Nella relazione introduttiva, la stessa Bartolozzi affermava testualmente che:
«La definizione delle priorità dell’esercizio dell’azione penale è un supremo compito che spetta alla politica».
La proposta mirava a consentire al governo di stabilire su cosa e su chi indagare, incidendo sull’ordine delle indagini e determinando quindi, di fatto, su quali fatti concentrare l’attività investigativa e quali non considerare prioritari.
A tale iniziativa si affiancarono altre tre proposte di legge, accomunate da un unico disegno complessivo: sottomettere la magistratura al potere politico.

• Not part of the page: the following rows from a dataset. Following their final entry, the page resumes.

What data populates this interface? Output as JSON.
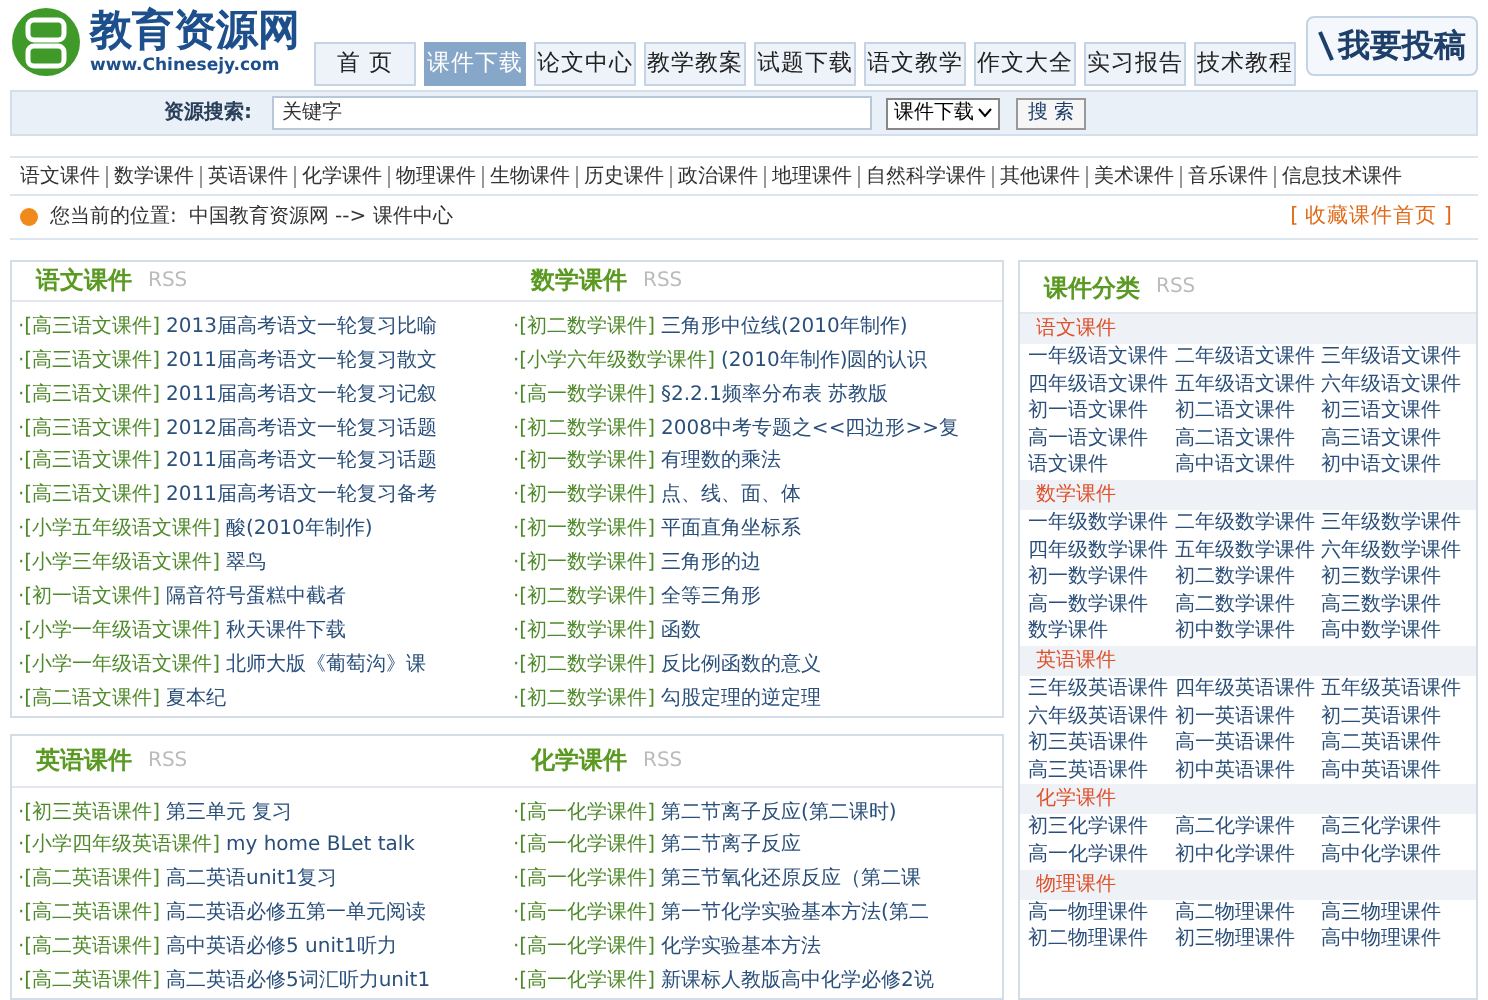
{
  "site": {
    "name": "教育资源网",
    "url": "www.Chinesejy.com"
  },
  "nav": [
    {
      "label": "首 页",
      "selected": false
    },
    {
      "label": "课件下载",
      "selected": true
    },
    {
      "label": "论文中心",
      "selected": false
    },
    {
      "label": "教学教案",
      "selected": false
    },
    {
      "label": "试题下载",
      "selected": false
    },
    {
      "label": "语文教学",
      "selected": false
    },
    {
      "label": "作文大全",
      "selected": false
    },
    {
      "label": "实习报告",
      "selected": false
    },
    {
      "label": "技术教程",
      "selected": false
    }
  ],
  "submit_button": "我要投稿",
  "search": {
    "label": "资源搜索:",
    "value": "关键字",
    "category": "课件下载",
    "button": "搜 索"
  },
  "categories": [
    "语文课件",
    "数学课件",
    "英语课件",
    "化学课件",
    "物理课件",
    "生物课件",
    "历史课件",
    "政治课件",
    "地理课件",
    "自然科学课件",
    "其他课件",
    "美术课件",
    "音乐课件",
    "信息技术课件"
  ],
  "breadcrumb": {
    "prefix": "您当前的位置:",
    "path": "中国教育资源网 --> 课件中心",
    "bookmark": "[ 收藏课件首页 ]"
  },
  "sections": [
    {
      "title": "语文课件",
      "rss": "RSS",
      "items": [
        {
          "tag": "·[高三语文课件]",
          "title": "2013届高考语文一轮复习比喻"
        },
        {
          "tag": "·[高三语文课件]",
          "title": "2011届高考语文一轮复习散文"
        },
        {
          "tag": "·[高三语文课件]",
          "title": "2011届高考语文一轮复习记叙"
        },
        {
          "tag": "·[高三语文课件]",
          "title": "2012届高考语文一轮复习话题"
        },
        {
          "tag": "·[高三语文课件]",
          "title": "2011届高考语文一轮复习话题"
        },
        {
          "tag": "·[高三语文课件]",
          "title": "2011届高考语文一轮复习备考"
        },
        {
          "tag": "·[小学五年级语文课件]",
          "title": "酸(2010年制作)"
        },
        {
          "tag": "·[小学三年级语文课件]",
          "title": "翠鸟"
        },
        {
          "tag": "·[初一语文课件]",
          "title": "隔音符号蛋糕中截者"
        },
        {
          "tag": "·[小学一年级语文课件]",
          "title": "秋天课件下载"
        },
        {
          "tag": "·[小学一年级语文课件]",
          "title": "北师大版《葡萄沟》课"
        },
        {
          "tag": "·[高二语文课件]",
          "title": "夏本纪"
        }
      ]
    },
    {
      "title": "数学课件",
      "rss": "RSS",
      "items": [
        {
          "tag": "·[初二数学课件]",
          "title": "三角形中位线(2010年制作)"
        },
        {
          "tag": "·[小学六年级数学课件]",
          "title": "(2010年制作)圆的认识"
        },
        {
          "tag": "·[高一数学课件]",
          "title": "§2.2.1频率分布表 苏教版"
        },
        {
          "tag": "·[初二数学课件]",
          "title": "2008中考专题之<<四边形>>复"
        },
        {
          "tag": "·[初一数学课件]",
          "title": "有理数的乘法"
        },
        {
          "tag": "·[初一数学课件]",
          "title": "点、线、面、体"
        },
        {
          "tag": "·[初一数学课件]",
          "title": "平面直角坐标系"
        },
        {
          "tag": "·[初一数学课件]",
          "title": "三角形的边"
        },
        {
          "tag": "·[初二数学课件]",
          "title": "全等三角形"
        },
        {
          "tag": "·[初二数学课件]",
          "title": "函数"
        },
        {
          "tag": "·[初二数学课件]",
          "title": "反比例函数的意义"
        },
        {
          "tag": "·[初二数学课件]",
          "title": "勾股定理的逆定理"
        }
      ]
    },
    {
      "title": "英语课件",
      "rss": "RSS",
      "items": [
        {
          "tag": "·[初三英语课件]",
          "title": "第三单元 复习"
        },
        {
          "tag": "·[小学四年级英语课件]",
          "title": "my home BLet talk"
        },
        {
          "tag": "·[高二英语课件]",
          "title": "高二英语unit1复习"
        },
        {
          "tag": "·[高二英语课件]",
          "title": "高二英语必修五第一单元阅读"
        },
        {
          "tag": "·[高二英语课件]",
          "title": "高中英语必修5 unit1听力"
        },
        {
          "tag": "·[高二英语课件]",
          "title": "高二英语必修5词汇听力unit1"
        }
      ]
    },
    {
      "title": "化学课件",
      "rss": "RSS",
      "items": [
        {
          "tag": "·[高一化学课件]",
          "title": "第二节离子反应(第二课时)"
        },
        {
          "tag": "·[高一化学课件]",
          "title": "第二节离子反应"
        },
        {
          "tag": "·[高一化学课件]",
          "title": "第三节氧化还原反应（第二课"
        },
        {
          "tag": "·[高一化学课件]",
          "title": "第一节化学实验基本方法(第二"
        },
        {
          "tag": "·[高一化学课件]",
          "title": "化学实验基本方法"
        },
        {
          "tag": "·[高一化学课件]",
          "title": "新课标人教版高中化学必修2说"
        }
      ]
    }
  ],
  "sidebar": {
    "title": "课件分类",
    "rss": "RSS",
    "groups": [
      {
        "title": "语文课件",
        "links": [
          "一年级语文课件",
          "二年级语文课件",
          "三年级语文课件",
          "四年级语文课件",
          "五年级语文课件",
          "六年级语文课件",
          "初一语文课件",
          "初二语文课件",
          "初三语文课件",
          "高一语文课件",
          "高二语文课件",
          "高三语文课件",
          "语文课件",
          "高中语文课件",
          "初中语文课件"
        ]
      },
      {
        "title": "数学课件",
        "links": [
          "一年级数学课件",
          "二年级数学课件",
          "三年级数学课件",
          "四年级数学课件",
          "五年级数学课件",
          "六年级数学课件",
          "初一数学课件",
          "初二数学课件",
          "初三数学课件",
          "高一数学课件",
          "高二数学课件",
          "高三数学课件",
          "数学课件",
          "初中数学课件",
          "高中数学课件"
        ]
      },
      {
        "title": "英语课件",
        "links": [
          "三年级英语课件",
          "四年级英语课件",
          "五年级英语课件",
          "六年级英语课件",
          "初一英语课件",
          "初二英语课件",
          "初三英语课件",
          "高一英语课件",
          "高二英语课件",
          "高三英语课件",
          "初中英语课件",
          "高中英语课件"
        ]
      },
      {
        "title": "化学课件",
        "links": [
          "初三化学课件",
          "高二化学课件",
          "高三化学课件",
          "高一化学课件",
          "初中化学课件",
          "高中化学课件"
        ]
      },
      {
        "title": "物理课件",
        "links": [
          "高一物理课件",
          "高二物理课件",
          "高三物理课件",
          "初二物理课件",
          "初三物理课件",
          "高中物理课件"
        ]
      }
    ]
  }
}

Se dovesse passare il sì, indovinate che cosa avrebbero ad oggetto i vari decreti attuativi? (finalità peraltro mai celata dall’attuale governo)
Nel caso in cui voi, singoli cittadini o gruppo di cittadini vi doveste trovare a denunciare comportamenti illeciti di una grande multinazionale o di soggetti dotati di forte influenza economica, indovinate quali sarebbero gli interessi maggiormente tutelati in un sistema nel quale le priorità investigative venissero stabilite dall’indirizzo politico? I vostri interessi di piccoli cittadini o quelli di soggetti economicamente e politicamente più forti?
L’autonomia e l’autogoverno della magistratura tutelano principalmente noi cittadini: dopo la riforma, i giudici continuerebbero a percepire lo stesso stipendio e a lavorare come fanno anche ora. Siamo noi cittadini a rischiare che venga meno l’obbligatorietà dell’azione penale.
Siete ancora sicuri di voler votare Sì?